First, although we talk about “tuning models”, we must be clear that the purpose of HPO is not to produce a model that is tuned on any particular subset of data. Its goal is to find the optimal set of hyperparameters (HPs, algorithm settings) that produce the best performance on a specific dataset. Suppose we have three candidate algorithms A, B, and C (e.g., neural network, gradient boosted tree, and generalized additive models). Each of these has specific HPs that control its performance. We use the validation set to try various HPs for each algorithm to see which HPs work best for that data. (Here, the validation set is typically further subdivided with cross-validation or a further tuning-evaluation split, but let’s not get into that.) Although HPO trains and evaluates multiple models, its useful result is not any of these models; its result is the hyperparameter settings that work best for each algorithm on the data.

Second, once we have algorithms A, B, and C, each with their optimal HPs, we train each algorithm on the validation set. The goal of this second step is still not to produce our final model. Its goal is to estimate the performance that we expect each algorithm can produce on future, unseen data. By evaluating that performance on the test set independent of the validation set on which the models were trained, we can obtain a minimally biased estimate of the expected future performance of each algorithm. Based on these results, using whichever performance evaluation metrics we consider appropriate, we select the best-performing algorithm with its optimal HPs. (This step is typically called “model selection”, but that is not quite accurate–we are selecting an algorithm plus its HPs, not a specific trained model.)

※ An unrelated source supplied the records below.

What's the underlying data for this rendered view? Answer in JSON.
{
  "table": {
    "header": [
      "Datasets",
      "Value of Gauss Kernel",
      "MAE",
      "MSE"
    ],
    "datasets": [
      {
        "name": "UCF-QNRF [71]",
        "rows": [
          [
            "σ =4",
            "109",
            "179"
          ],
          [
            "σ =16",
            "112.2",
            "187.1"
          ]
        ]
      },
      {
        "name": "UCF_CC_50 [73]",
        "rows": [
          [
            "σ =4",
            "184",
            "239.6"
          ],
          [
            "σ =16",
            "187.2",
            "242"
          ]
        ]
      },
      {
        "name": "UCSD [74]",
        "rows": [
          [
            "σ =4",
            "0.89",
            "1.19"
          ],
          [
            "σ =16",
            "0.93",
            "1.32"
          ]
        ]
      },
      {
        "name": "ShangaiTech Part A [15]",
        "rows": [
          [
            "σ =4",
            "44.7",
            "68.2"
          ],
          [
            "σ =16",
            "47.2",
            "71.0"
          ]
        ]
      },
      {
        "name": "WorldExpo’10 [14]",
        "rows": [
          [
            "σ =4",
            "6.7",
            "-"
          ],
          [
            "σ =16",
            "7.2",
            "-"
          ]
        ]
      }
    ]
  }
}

Third, once we have selected a best algorithm with its HPs, we are ready to deploy the model for real-life operations. For this, we want the best possible model we can get. So, we must train the algorithm on the ENTIRE dataset–training set, test set, everything. This is because only a model trained on all the available data can give us the best possible performance. This deployed model is the best representation of our data based on our analysis.

For IML, we use this best model trained on the full dataset based on its analysis of the full dataset. IML tries to characterize our data as accurately as possible. The deployment model is the best model for the data and the full dataset is the most complete representation of our data (both past data and possible future data).